Rep. Mike Rogers (R-Mich.) will not run for the Senate in 2014, he announced Friday morning, dealing a setback -- albeit an expected one -- to the GOP's chances of picking up the Wolverine State's open seat.

"I am truly humbled by the encouragement I have had to run for the United States Senate," Rogers said in an e-mail to supporters. "After careful and thorough deliberation and long talks with my family, friends and supporters, I have determined that the best way for me to continue to have a direct impact for my constituents and the nation is to remain in the House of Representatives. For me, the significance and depth of the impact I can make on my constituent's behalf far outweighs the perceived importance of any title I might hold."

Rogers has been mulling a run for months, but signs emerged in recent weeks that he would not enter the race. His brother said in a recent interview that he didn't expect the congressman to run. The National Republican Senatorial Committee has not met with him recently. And Rogers would be giving up a plum perch as chair of the House Intelligence Committee if he ran for the Senate -- a position that affords him increased prominence considering the recent revelations about the National Security Agency's sweeping surveillance efforts

Rogers's credentials and political profile would have made him a strong GOP contender. With the congressman out of the picture, former secretary of state Terri Lynn Land has the GOP field to herself for now. One big remaining question mark is whether libertarian-leaning Rep. Justin Amash (R) will enter the race.
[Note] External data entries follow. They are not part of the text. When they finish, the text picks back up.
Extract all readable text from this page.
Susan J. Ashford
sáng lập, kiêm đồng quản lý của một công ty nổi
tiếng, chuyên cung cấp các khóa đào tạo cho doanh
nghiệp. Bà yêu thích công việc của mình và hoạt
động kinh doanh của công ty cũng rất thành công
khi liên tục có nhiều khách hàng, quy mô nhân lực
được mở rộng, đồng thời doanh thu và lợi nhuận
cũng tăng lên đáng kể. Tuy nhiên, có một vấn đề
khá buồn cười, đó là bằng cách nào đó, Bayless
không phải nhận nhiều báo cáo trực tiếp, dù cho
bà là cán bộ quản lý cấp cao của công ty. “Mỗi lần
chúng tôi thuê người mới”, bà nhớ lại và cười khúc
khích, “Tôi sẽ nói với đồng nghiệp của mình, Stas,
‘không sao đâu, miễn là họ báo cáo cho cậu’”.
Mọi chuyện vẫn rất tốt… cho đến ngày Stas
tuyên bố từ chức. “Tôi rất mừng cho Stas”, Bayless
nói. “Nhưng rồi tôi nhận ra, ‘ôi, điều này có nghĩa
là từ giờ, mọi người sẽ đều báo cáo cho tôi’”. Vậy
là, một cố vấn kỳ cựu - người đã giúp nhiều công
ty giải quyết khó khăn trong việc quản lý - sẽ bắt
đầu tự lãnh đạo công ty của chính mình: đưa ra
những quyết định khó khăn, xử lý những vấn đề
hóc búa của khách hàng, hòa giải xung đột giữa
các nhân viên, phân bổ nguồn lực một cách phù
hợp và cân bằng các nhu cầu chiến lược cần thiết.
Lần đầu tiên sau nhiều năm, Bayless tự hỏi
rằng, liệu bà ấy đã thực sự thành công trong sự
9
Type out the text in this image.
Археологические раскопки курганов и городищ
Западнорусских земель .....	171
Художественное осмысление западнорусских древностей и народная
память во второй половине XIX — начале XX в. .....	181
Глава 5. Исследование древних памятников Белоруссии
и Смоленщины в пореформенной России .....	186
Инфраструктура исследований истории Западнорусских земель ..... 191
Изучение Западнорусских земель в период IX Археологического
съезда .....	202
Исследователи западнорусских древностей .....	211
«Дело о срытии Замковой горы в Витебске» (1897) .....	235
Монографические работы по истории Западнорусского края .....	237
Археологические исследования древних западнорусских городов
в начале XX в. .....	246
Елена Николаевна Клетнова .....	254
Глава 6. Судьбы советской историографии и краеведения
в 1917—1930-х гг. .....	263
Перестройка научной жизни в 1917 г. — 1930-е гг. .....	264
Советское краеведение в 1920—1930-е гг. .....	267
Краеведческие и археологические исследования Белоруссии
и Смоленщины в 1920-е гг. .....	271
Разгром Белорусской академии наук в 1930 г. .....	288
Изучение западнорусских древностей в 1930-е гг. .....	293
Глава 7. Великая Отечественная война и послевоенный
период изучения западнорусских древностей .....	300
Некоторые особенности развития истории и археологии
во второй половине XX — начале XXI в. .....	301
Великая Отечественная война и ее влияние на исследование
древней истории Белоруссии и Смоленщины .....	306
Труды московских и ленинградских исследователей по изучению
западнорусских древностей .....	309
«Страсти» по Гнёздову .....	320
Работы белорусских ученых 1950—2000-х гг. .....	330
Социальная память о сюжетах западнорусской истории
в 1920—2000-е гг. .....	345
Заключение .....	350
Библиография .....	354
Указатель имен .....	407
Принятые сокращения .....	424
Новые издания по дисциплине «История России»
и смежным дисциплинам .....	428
On the Democratic side, Rep. Gary Peters (D), a top recruit, is expected to cruise to the Democratic nomination.

Rogers signaled his intention not to meddle in the GOP primary.

"Once the Senate primary has concluded, I look forward to doing everything I can to elect a Republican U.S. Senator from Michigan who will work to keep Michigan moving forward and help us get a handle on out-of-control Washington spending and debt," he said.